Деревня укуталась  ранними зимними сумерками, принарядилась  инеем и дымом из труб; притихла она, готовясь к долгой ночи.

Пашка брёл, не разбирая дороги, то и дело ступая в сугробы у заборов, чертыхаясь и злясь на весь мир.
Опять Лёха наехал. И всю жизнь. Вот как тогда ему простил это «урою», так и тянется.

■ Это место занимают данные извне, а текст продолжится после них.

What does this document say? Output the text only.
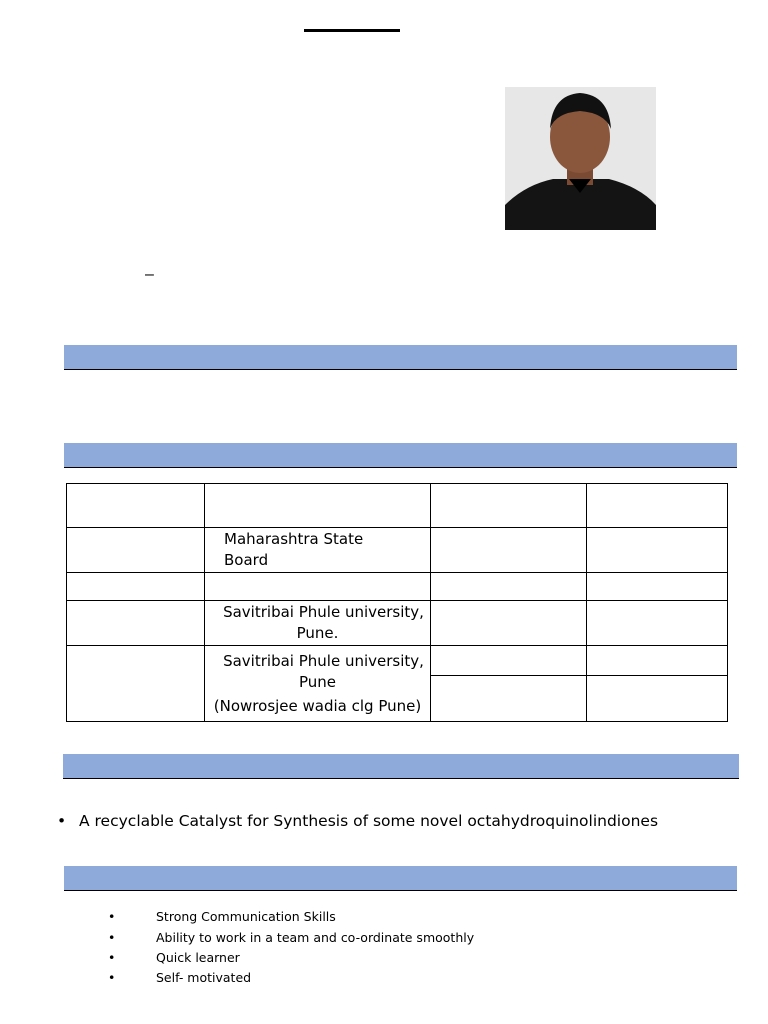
–

	Maharashtra State Board		

	Savitribai Phule university,
Pune.		

	Savitribai Phule university,
Pune
(Nowrosjee wadia clg Pune)		

• A recyclable Catalyst for Synthesis of some novel octahydroquinolindiones
•	Strong Communication Skills
•	Ability to work in a team and co-ordinate smoothly
•	Quick learner
•	Self- motivated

А что делать? Друг же! считай один он ему друг и есть. Главно дело, училка эта молоденькая — студентка  зелёная — тогда  всё и завела. Пашка улыбнулся, вспомнив, как Лёха бежал по школьному коридору к нему и орал: у нас новая институтка! Паш, институтка приехала! Ну а та только порог класса перешагнула и за своё: давайте, мол, знакомиться! Умора! Все рады вскочить и отметиться, а он же знал, что голос подведёт. Чёрт его знает, что тогда было! Не простыл же он, а то взвизгнет, то захрипит.
— Пичугин!
— Я! — встал Пашка.
Пашка встал, училка села. Понятно: четырнадцать летом стукнуло, метр семьдесят, хрипит... худой только сильно. Так и все у них такие... Пичугины, блин! Мать говорит, мол, в деда. А может, в отца? Кто его знал-то? Все ржали. Пашка злился. А когда он злится, то берегись: и камнем припечатает, и палкой. Короче, что под рукой будет, тем и врежет. Пашка замер тогда, застыл даже. Нехорошо так застыл: один в общем хохоте. Здесь Лёха и прошипел: урою! Кому Лёха сказал — неясно, но затихли все.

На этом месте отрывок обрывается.